EDIT (Wednesday 17th November): There have been reports today that the UK is considering offering billions of pounds of direct loans to the Irish Republic, saying that they are our neighbours and we have an interest in ensuring they have a stable economy – but can we afford to do this? We have just promised compensation for Guantanamo detainees and now this… We need to be saving what little money we have. Although, saying that, it will benefit us in the long-run.

Also, yesterday, and today, one of the most talked about questions is who is going to pay for the Royal Wedding? One common answer is that The Windsors should because they are extremely wealthy, and the country is not. This debate has been fuelled by anti-monarchy group Republic – but even those in support of the monarchy are also calling for the same thing.
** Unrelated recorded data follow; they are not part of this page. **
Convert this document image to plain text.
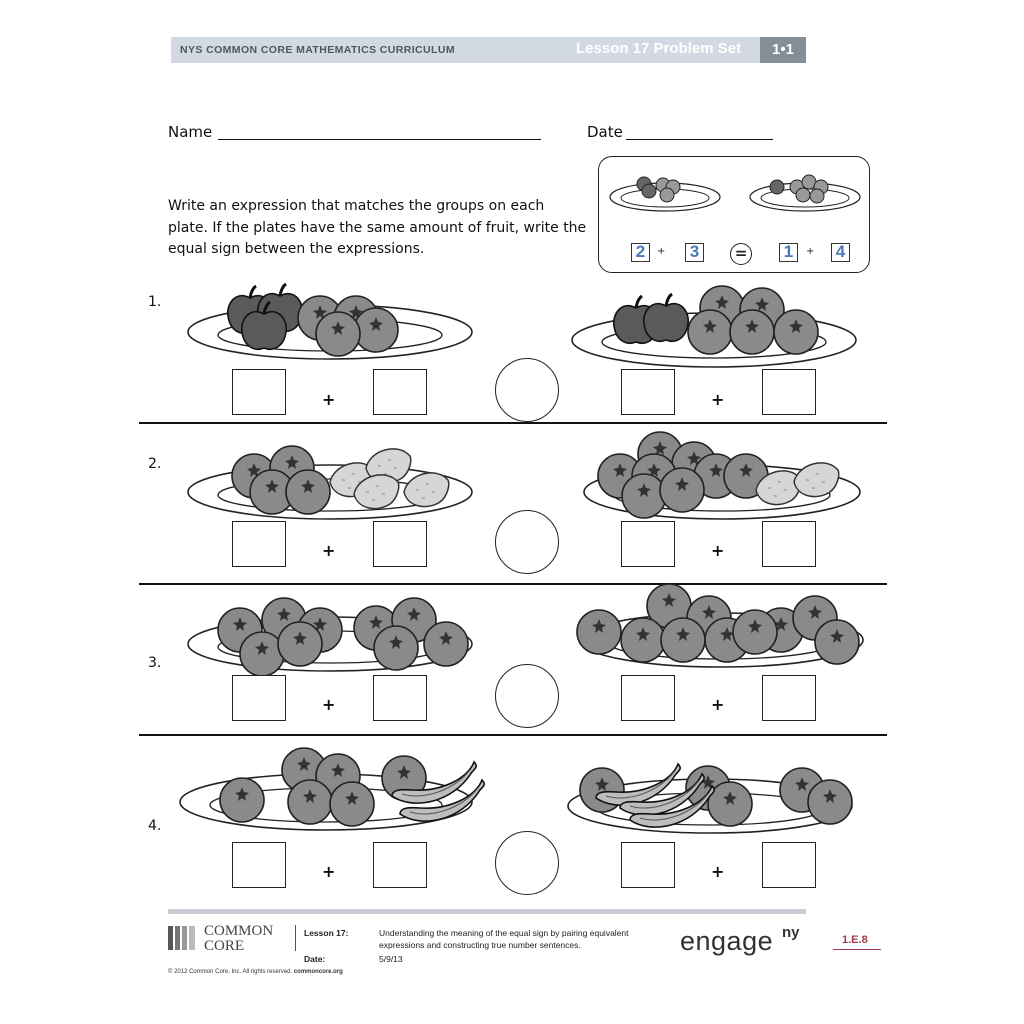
NYS COMMON CORE MATHEMATICS CURRICULUM	Lesson 17 Problem Set	1•1
Name	Date
Write an expression that matches the groups on each plate. If the plates have the same amount of fruit, write the equal sign between the expressions.	2	+ 3	= 1	+ 4
1.
+	+
2.
+	+
3.
+	+
4.
+	+
COMMON
CORE
Lesson 17:	Understanding the meaning of the equal sign by pairing equivalent
expressions and constructing true number sentences.
Date:	5/9/13
© 2012 Common Core, Inc. All rights reserved. commoncore.org
engage ny	1.E.8
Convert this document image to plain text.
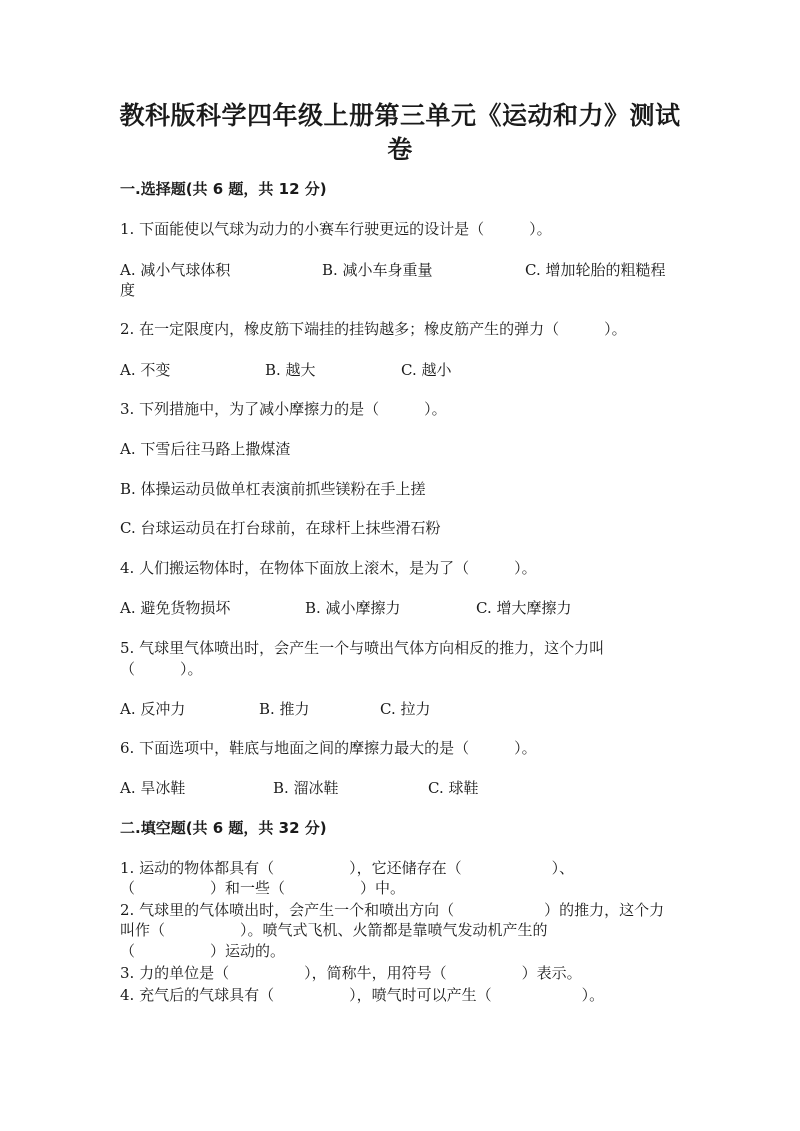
教科版科学四年级上册第三单元《运动和力》测试
卷
一.选择题(共 6 题，共 12 分)
1. 下面能使以气球为动力的小赛车行驶更远的设计是（　　　）。
A. 减小气球体积	B. 减小车身重量	C. 增加轮胎的粗糙程
度
2. 在一定限度内，橡皮筋下端挂的挂钩越多；橡皮筋产生的弹力（　　　）。
A. 不变	B. 越大	C. 越小
3. 下列措施中，为了减小摩擦力的是（　　　）。
A. 下雪后往马路上撒煤渣
B. 体操运动员做单杠表演前抓些镁粉在手上搓
C. 台球运动员在打台球前，在球杆上抹些滑石粉
4. 人们搬运物体时，在物体下面放上滚木，是为了（　　　）。
A. 避免货物损坏	B. 减小摩擦力	C. 增大摩擦力
5. 气球里气体喷出时，会产生一个与喷出气体方向相反的推力，这个力叫
（　　　）。
A. 反冲力	B. 推力	C. 拉力
6. 下面选项中，鞋底与地面之间的摩擦力最大的是（　　　）。
A. 旱冰鞋	B. 溜冰鞋	C. 球鞋
二.填空题(共 6 题，共 32 分)
1. 运动的物体都具有（　　　　　），它还储存在（　　　　　　）、
（　　　　　）和一些（　　　　　）中。
2. 气球里的气体喷出时，会产生一个和喷出方向（　　　　　　）的推力，这个力
叫作（　　　　　）。喷气式飞机、火箭都是靠喷气发动机产生的
（　　　　　）运动的。
3. 力的单位是（　　　　　），简称牛，用符号（　　　　　）表示。
4. 充气后的气球具有（　　　　　），喷气时可以产生（　　　　　　）。
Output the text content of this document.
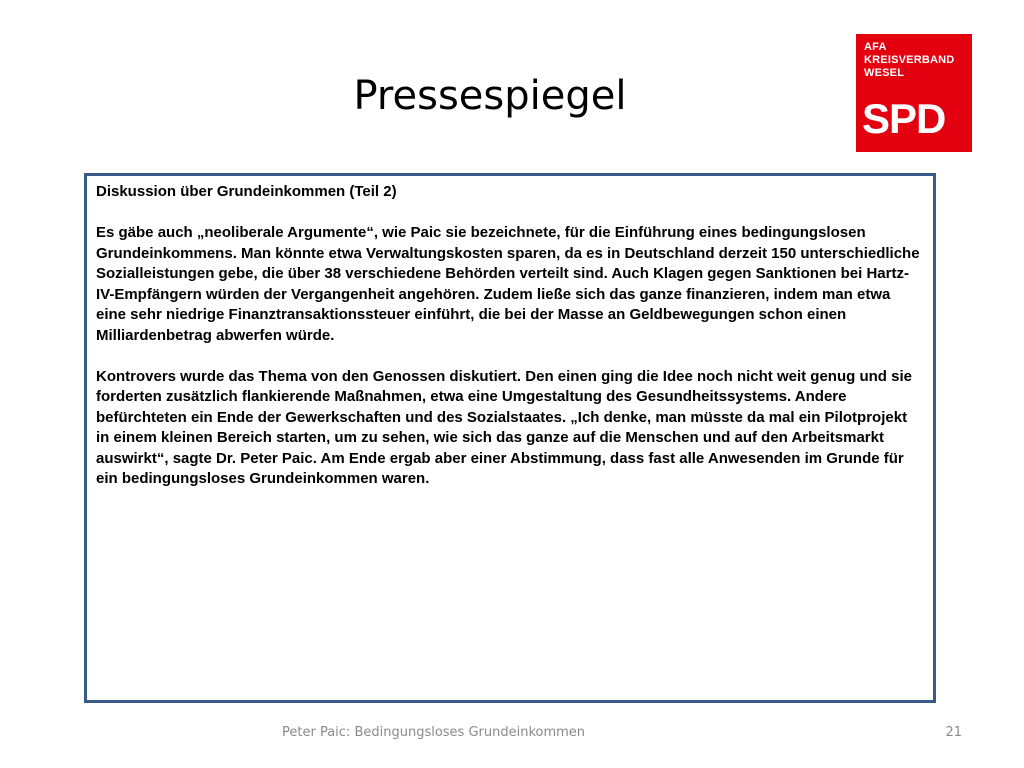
Pressespiegel
AFA
KREISVERBAND
WESEL
SPD

Diskussion über Grundeinkommen (Teil 2)

Es gäbe auch „neoliberale Argumente“, wie Paic sie bezeichnete, für die Einführung eines bedingungslosen Grundeinkommens. Man könnte etwa Verwaltungskosten sparen, da es in Deutschland derzeit 150 unterschiedliche Sozialleistungen gebe, die über 38 verschiedene Behörden verteilt sind. Auch Klagen gegen Sanktionen bei Hartz-IV-Empfängern würden der Vergangenheit angehören. Zudem ließe sich das ganze finanzieren, indem man etwa eine sehr niedrige Finanztransaktionssteuer einführt, die bei der Masse an Geldbewegungen schon einen Milliardenbetrag abwerfen würde.

Kontrovers wurde das Thema von den Genossen diskutiert. Den einen ging die Idee noch nicht weit genug und sie forderten zusätzlich flankierende Maßnahmen, etwa eine Umgestaltung des Gesundheitssystems. Andere befürchteten ein Ende der Gewerkschaften und des Sozialstaates. „Ich denke, man müsste da mal ein Pilotprojekt in einem kleinen Bereich starten, um zu sehen, wie sich das ganze auf die Menschen und auf den Arbeitsmarkt auswirkt“, sagte Dr. Peter Paic. Am Ende ergab aber einer Abstimmung, dass fast alle Anwesenden im Grunde für ein bedingungsloses Grundeinkommen waren.

Peter Paic: Bedingungsloses Grundeinkommen	21
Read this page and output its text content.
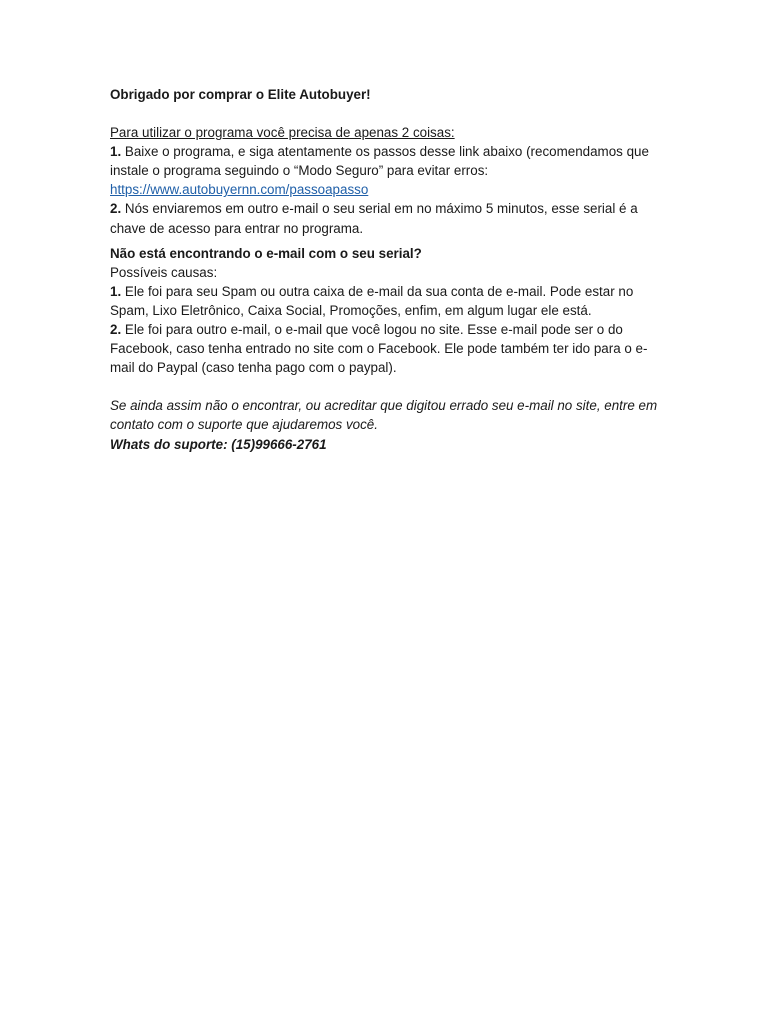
Obrigado por comprar o Elite Autobuyer!

Para utilizar o programa você precisa de apenas 2 coisas:

1. Baixe o programa, e siga atentamente os passos desse link abaixo (recomendamos que instale o programa seguindo o “Modo Seguro” para evitar erros:

https://www.autobuyernn.com/passoapasso

2. Nós enviaremos em outro e-mail o seu serial em no máximo 5 minutos, esse serial é a chave de acesso para entrar no programa.

Não está encontrando o e-mail com o seu serial?

Possíveis causas:

1. Ele foi para seu Spam ou outra caixa de e-mail da sua conta de e-mail. Pode estar no Spam, Lixo Eletrônico, Caixa Social, Promoções, enfim, em algum lugar ele está.

2. Ele foi para outro e-mail, o e-mail que você logou no site. Esse e-mail pode ser o do Facebook, caso tenha entrado no site com o Facebook. Ele pode também ter ido para o e-mail do Paypal (caso tenha pago com o paypal).

Se ainda assim não o encontrar, ou acreditar que digitou errado seu e-mail no site, entre em contato com o suporte que ajudaremos você.

Whats do suporte: (15)99666-2761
Having a lavish ceremony at a time of recession would be wrong, and would send out the wrong messages to the world – and this is going to be a worldwide event.

November 11, 2010

Student protests continue – with fears poppies at cenotaph could have been attacked at Whitehall on dayx, following previous breach of Tory HQ

Liberal Democrat leader Nick Clegg called on students to reconsider the coalition’s tuition fees plans before they take part in a day of protests, which is currently underway.

“Examine our proposals before taking to the streets. Listen and look before you march and shout,” says Mr Clegg.

A student protest two weeks ago resulted in an attack on the Conservatives’ headquarters building. Many students across the country protested about the massive increase of Tuition Fees, from just over £3000 per year to £9000 in some cases.

A Police chief admitted that he was caught off guard by the mayhem.

Prime Minister David Cameron this morning criticised police tactics during the riots and called for the full force of the law to be used against violent protesters.

He said: “I was worried for the safety of people in the building because I know people who work in there, not just the Conservative Party but other offices as well. So I was on the telephone. I wanted to know what was happening. I wanted to know that people were safe.”

He added: “People who assault police officers or who smash windows or who break property are breaking the law and yes, those people I hope… will be prosecuted. They should be.

A mob of around 300 had caused damage estimated at £1 million to Millbank Tower in Central London before officers regained control.

The Met said 50 suspected rioters have been released on bail until February pending further inquiries.

At one point officers resorted to issuing warnings on twitter that rioters faced arrest.

This is bad PR not just for students but also for the Police for letting it get out of control.

Today, it was thought that the Cenotaph in London could have been targeted by the protestors as they made their way down Whitehall, but it has been confirmed that not a single poppy was touched – despite rumours that they had been put on a fire.

Protestors did, however, charge the police for the right to pass them, supposedly to pay their tuiton fees in what has become known as dayx.

And, similarly to the protest the other week, the government – namely Michael Gove – have said that the protests have been hijacked by extremists – just as was suggested in the breach of the Tory HQ.